1. ## Some questions about Pool Calculator

I have been using the pool calculator for a couple months now and have some questions. I am curious as to why the volume seems to be higher than when I calculate it myself using the following formula: L x W x D x 5.9 (5.9 is the multiplier for oval pools that I have seen on a vast majority of sites). My calcuations come to 12' x 18' x 4' x 5.9 = 5,097.6 whereas the pool calculator equates it as 5500 gallons. What is the formula that the calculator uses and which is more accurate? Will 400 gallons make any difference in accurately testing and adding chemicals? I also have a question about the goals and target numbers. Reading the info on the calculator and a few of the earlier responses, it seems that the target level is the minimum level that I should have for the particular level I am testing for, correct? If so, then why does the goal have a bottom number lower than the target number? Should I strive to have the levels at a number in the middle of the goal? Also, the TA goal on the calculator for my pool is 70 - 90+ using the TFP choice in the dropdown at the bottom. What's with the plus? Does that mean I can have it higher or should I keep it at about 80? My prior Taylor test kit and I think my pool and/or heater manual suggest 80 - 120. Thanks.

2. ## Re: Some questions about Pool Calculator

There are two definitions of an oval, the mathematical definition, and the pool definition. A mathematical oval is like a circle that has been stretched, while a pool oval is a rectangle with half round end caps. If you use the mathematical definition of an oval you get the volume that those other calculators are giving you.

In any case, 400 gallons won't make a significant difference.

Most goals are expressed as a range, keep the level between A and B. Most numbers will drift in some consistent direction. In that situation, when the level gets to one end of the range you should adjust it to the other end of the range.

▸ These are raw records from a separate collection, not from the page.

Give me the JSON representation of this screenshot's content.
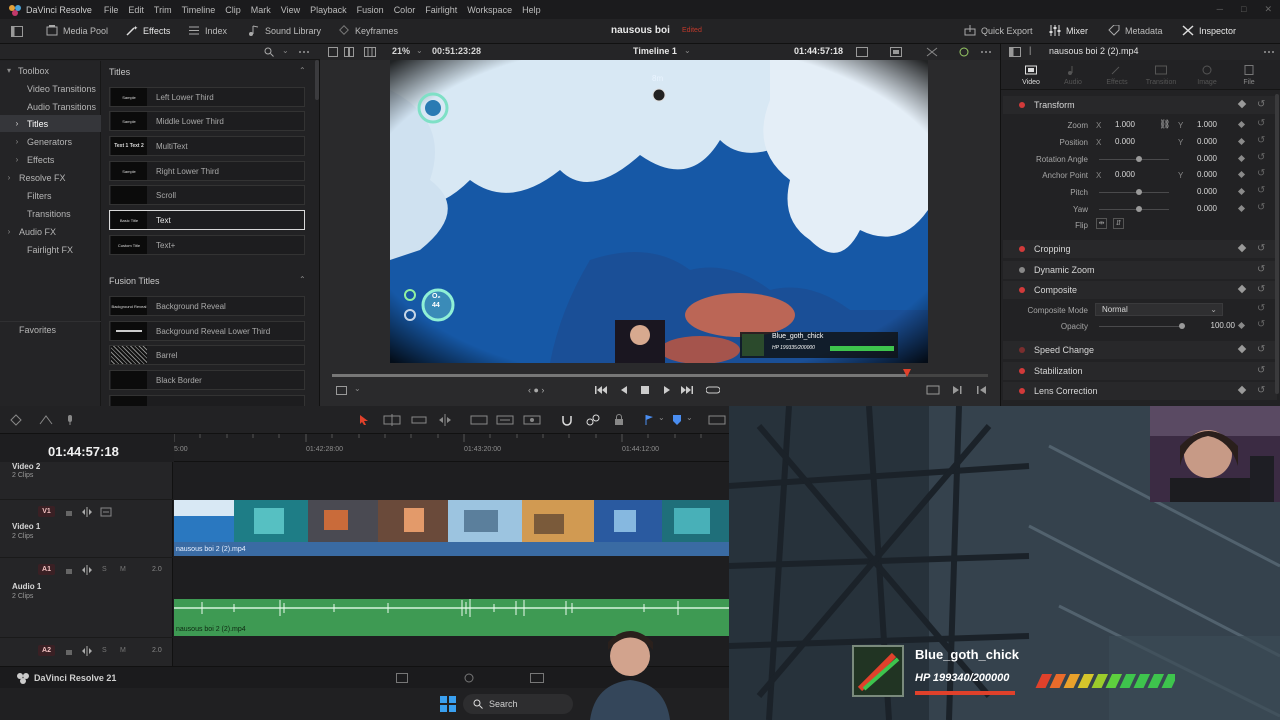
{
  "menubar": {
    "app_title": "DaVinci Resolve",
    "items": [
      "File",
      "Edit",
      "Trim",
      "Timeline",
      "Clip",
      "Mark",
      "View",
      "Playback",
      "Fusion",
      "Color",
      "Fairlight",
      "Workspace",
      "Help"
    ]
  },
  "toolbar": {
    "media_pool": "Media Pool",
    "effects": "Effects",
    "index": "Index",
    "sound_library": "Sound Library",
    "keyframes": "Keyframes",
    "project_name": "nausous boi",
    "project_status": "Edited",
    "quick_export": "Quick Export",
    "mixer": "Mixer",
    "metadata": "Metadata",
    "inspector": "Inspector"
  },
  "effects_panel": {
    "tree": [
      {
        "label": "Toolbox",
        "caret": "▾",
        "level": 0
      },
      {
        "label": "Video Transitions",
        "level": 1
      },
      {
        "label": "Audio Transitions",
        "level": 1
      },
      {
        "label": "Titles",
        "caret": "›",
        "level": 1,
        "selected": true
      },
      {
        "label": "Generators",
        "caret": "›",
        "level": 1
      },
      {
        "label": "Effects",
        "caret": "›",
        "level": 1
      },
      {
        "label": "Resolve FX",
        "caret": "›",
        "level": 0
      },
      {
        "label": "Filters",
        "level": 1
      },
      {
        "label": "Transitions",
        "level": 1
      },
      {
        "label": "Audio FX",
        "caret": "›",
        "level": 0
      },
      {
        "label": "Fairlight FX",
        "level": 1
      }
    ],
    "favorites": "Favorites",
    "titles_header": "Titles",
    "titles": [
      {
        "label": "Left Lower Third",
        "thumb": "Sample"
      },
      {
        "label": "Middle Lower Third",
        "thumb": "Sample"
      },
      {
        "label": "MultiText",
        "thumb": "Text 1 Text 2"
      },
      {
        "label": "Right Lower Third",
        "thumb": "Sample"
      },
      {
        "label": "Scroll",
        "thumb": ""
      },
      {
        "label": "Text",
        "thumb": "Basic Title",
        "selected": true
      },
      {
        "label": "Text+",
        "thumb": "Custom Title"
      }
    ],
    "fusion_header": "Fusion Titles",
    "fusion_titles": [
      {
        "label": "Background Reveal",
        "thumb": "Background Reveal"
      },
      {
        "label": "Background Reveal Lower Third",
        "thumb": ""
      },
      {
        "label": "Barrel",
        "thumb": ""
      },
      {
        "label": "Black Border",
        "thumb": ""
      }
    ]
  },
  "viewer": {
    "zoom": "21%",
    "timecode_left": "00:51:23:28",
    "timeline_name": "Timeline 1",
    "timecode_right": "01:44:57:18",
    "hud": {
      "depth": "8m",
      "oxygen_label": "O₂",
      "oxygen": "44",
      "streamer_name": "Blue_goth_chick",
      "hp": "HP 199335/200000"
    }
  },
  "inspector": {
    "clip_name": "nausous boi 2 (2).mp4",
    "tabs": [
      "Video",
      "Audio",
      "Effects",
      "Transition",
      "Image",
      "File"
    ],
    "transform": {
      "title": "Transform",
      "zoom_label": "Zoom",
      "zoom_x": "1.000",
      "zoom_y": "1.000",
      "position_label": "Position",
      "position_x": "0.000",
      "position_y": "0.000",
      "rotation_label": "Rotation Angle",
      "rotation": "0.000",
      "anchor_label": "Anchor Point",
      "anchor_x": "0.000",
      "anchor_y": "0.000",
      "pitch_label": "Pitch",
      "pitch": "0.000",
      "yaw_label": "Yaw",
      "yaw": "0.000",
      "flip_label": "Flip"
    },
    "sections": [
      "Cropping",
      "Dynamic Zoom",
      "Composite",
      "Speed Change",
      "Stabilization",
      "Lens Correction"
    ],
    "composite": {
      "mode_label": "Composite Mode",
      "mode": "Normal",
      "opacity_label": "Opacity",
      "opacity": "100.00"
    }
  },
  "timeline": {
    "timecode": "01:44:57:18",
    "ruler": [
      "5:00",
      "01:42:28:00",
      "01:43:20:00",
      "01:44:12:00"
    ],
    "tracks": {
      "video2_name": "Video 2",
      "video2_clips": "2 Clips",
      "v1_badge": "V1",
      "video1_name": "Video 1",
      "video1_clips": "2 Clips",
      "a1_badge": "A1",
      "a1_vol": "2.0",
      "audio1_name": "Audio 1",
      "audio1_clips": "2 Clips",
      "a2_badge": "A2",
      "a2_vol": "2.0",
      "solo": "S",
      "mute": "M"
    },
    "video_clip": "nausous boi 2 (2).mp4",
    "audio_clip": "nausous boi 2 (2).mp4"
  },
  "pagebar": {
    "brand": "DaVinci Resolve 21"
  },
  "taskbar": {
    "search": "Search"
  },
  "overlay": {
    "username": "Blue_goth_chick",
    "hp": "HP 199340/200000"
  }
}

Trying to maintain a level at some exact spot is very difficult and a waste of time and chemicals, thus a range rather than a single target number.

However, for chlorine there is a minimum and a target. Minimum is the number you should never go below. Target is a guess at what your need to raise FC up to to insure that it is at least the minimum 24 hours later. However for FC you have to figure out what an appropriate target level really is for your pool in particular.

The + on some TA ranges means that having TA higher than that may or may not be a problem depending on other factors.

3. ## Re: Some questions about Pool Calculator

Thanks JasonLion. Great job on the calculator by the way and thanks so much for making it available to all of us. I'm still confused about the difference between volume mathematically and for a pool. Even if I break my 12' x 18' x 4' deep pool into the circle and rectangle (12' circle & 12' x 6' rectangle) and add up the 2 volumes, I still get the same result. Why would a pool volume be any different that any other volume? Isn't volume volume? Make sense what I'm getting at? If not is there a different multipier that I should be using? I know that even after you said the 400 gallons wouldn't make any difference I may be nitpicking, but I want to make sure I understand the concept. Thanks.

4. ## Re: Some questions about Pool Calculator

The problem is that there are two different shapes that are both called an "oval". These are different shapes with different volumes. If your pool has two straight sides and half round ends at either end, then it is the kind of oval that the Pool Calculator is using in it's calculations. If your pool is a "true" oval, the edge is curved all the way around with no straight lines anywhere, you want to use the equation you gave originally.

For a pool oval, two straight sides, you have a 12' circle and a 6x12 foot rectangle. Surface area is (6*6*3.14159)+(6*12) = 185 sqft. Depth of 4 feet is a volume of 740 cubic feet. There are 7.48 gallons in a cubic foot, so volume in gallons is 740*7.48 = 5535 gallons (give or take).

5. ## Re: Some questions about Pool Calculator

That makes sense. I think by breaking it down into a square and rectangle I basically had it correct, but the mutiplier was off. If I had used the 7.48 for the gal per cu ft instead of the 5.9 multiplier I used it would be correct. Doing it that way I use pi * r squared * 4 * 7.48 = 3,382.15 where r = 6, adding that to the rectangle of 12 * 6 * 4 * 7.48 = 2,154.24. Totaling those two I get 5,536.39 gallons. I know that is a little different than how you did it but I believe it is still correct. I'l feel more confidant now that i have a good number to use. Thanks alot, I appreciate it.